DP World says this is changing the way consumers judge brands. Reliability is now emerging as a key marker of trust.
Wim Hoogedeure, Global Vice President and Consumer Vertical Lead at DP World, said: "Consumers have lived through enough disruption to know what failed logistics looks like, and they hold brands accountable. Reliability has become a signal of trust. Yet many companies place their confidence in supply chain networks that aren't built for the level of volatility we see today. Closing that gap will determine who earns consumer loyalty in the years ahead."
Visibility gap
Most companies in the study view supply chain visibility as a major issue. They say they struggle to see problems early enough and across enough of their network.
The report states that 94% of respondents cite visibility as a major challenge. This covers awareness of inventory, shipments, supplier performance and external risks.
Despite this, the data shows a gap between concern and investment. Only 27% of companies rank visibility improvements among their top investment priorities.
Spending on risk management is also limited.
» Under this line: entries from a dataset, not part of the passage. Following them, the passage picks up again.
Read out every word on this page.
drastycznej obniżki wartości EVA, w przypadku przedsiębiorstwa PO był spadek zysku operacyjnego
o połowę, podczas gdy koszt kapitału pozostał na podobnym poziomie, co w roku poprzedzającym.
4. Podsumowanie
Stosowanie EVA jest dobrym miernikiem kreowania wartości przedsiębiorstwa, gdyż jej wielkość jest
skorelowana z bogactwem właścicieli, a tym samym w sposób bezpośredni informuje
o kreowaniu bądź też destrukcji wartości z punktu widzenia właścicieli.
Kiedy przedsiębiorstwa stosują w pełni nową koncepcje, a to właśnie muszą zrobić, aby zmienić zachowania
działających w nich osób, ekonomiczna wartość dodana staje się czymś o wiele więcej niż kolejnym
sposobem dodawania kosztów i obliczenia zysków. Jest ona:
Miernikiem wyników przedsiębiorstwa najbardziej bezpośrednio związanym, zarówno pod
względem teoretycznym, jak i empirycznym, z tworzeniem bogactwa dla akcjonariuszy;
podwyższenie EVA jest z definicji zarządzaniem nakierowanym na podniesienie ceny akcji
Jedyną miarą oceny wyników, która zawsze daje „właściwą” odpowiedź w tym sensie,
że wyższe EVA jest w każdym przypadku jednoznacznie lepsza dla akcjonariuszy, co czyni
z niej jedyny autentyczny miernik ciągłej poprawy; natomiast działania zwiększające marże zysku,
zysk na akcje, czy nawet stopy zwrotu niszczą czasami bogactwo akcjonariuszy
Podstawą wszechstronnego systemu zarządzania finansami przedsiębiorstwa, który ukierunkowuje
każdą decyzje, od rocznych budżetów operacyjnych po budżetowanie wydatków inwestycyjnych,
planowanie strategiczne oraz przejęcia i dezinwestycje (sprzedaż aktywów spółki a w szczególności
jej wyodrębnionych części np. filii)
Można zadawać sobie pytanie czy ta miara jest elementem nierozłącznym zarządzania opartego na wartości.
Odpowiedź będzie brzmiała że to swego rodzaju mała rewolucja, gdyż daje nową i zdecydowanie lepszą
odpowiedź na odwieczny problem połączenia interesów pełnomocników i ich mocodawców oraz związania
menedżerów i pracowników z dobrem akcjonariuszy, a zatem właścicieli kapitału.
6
Fewer than four in ten companies fund formal risk-management or resilience planning in their logistics operations.
Shifting investment
The research suggests that investment priorities are beginning to change. Companies expect disruption to remain frequent and costly.
Three-quarters of respondents say they plan to increase logistics investment over the next three years. These plans focus on technology and process changes across the supply chain.
There is growing interest in automation and artificial intelligence. Respondents also point to tools that detect risks earlier and allow teams to adjust operations before customers are affected.
Beat Simon, Chief Operating Officer - Logistics, DP World, said: "What we see making the strongest difference for consumer goods brands is the ability to spot pressure points early and act before they turn into delays or shortages. When logistics operations are well-orchestrated and backed by the right intelligence, potential issues can be dealt with upfront, helping brands to maintain the level of product availability that their customers expect."
Cost of disruption
The report links disruption costs with company size, logistics spending and reputational impact. It uses survey data from 680 senior logistics leaders across eight industries, including consumer goods.
The model converts reported disruption cost ranges into midpoint values. It then calculates annual losses and average incident costs.
The study also explores how reputational damage raises financial loss. Companies that suffer visible failures often face longer-term impacts on sales and contracts.
According to the research, 78% of brands say reliability is central to customer retention. The study notes that companies investing in insight-led and anticipatory logistics are positioned to reduce disruption costs and strengthen reliability over time.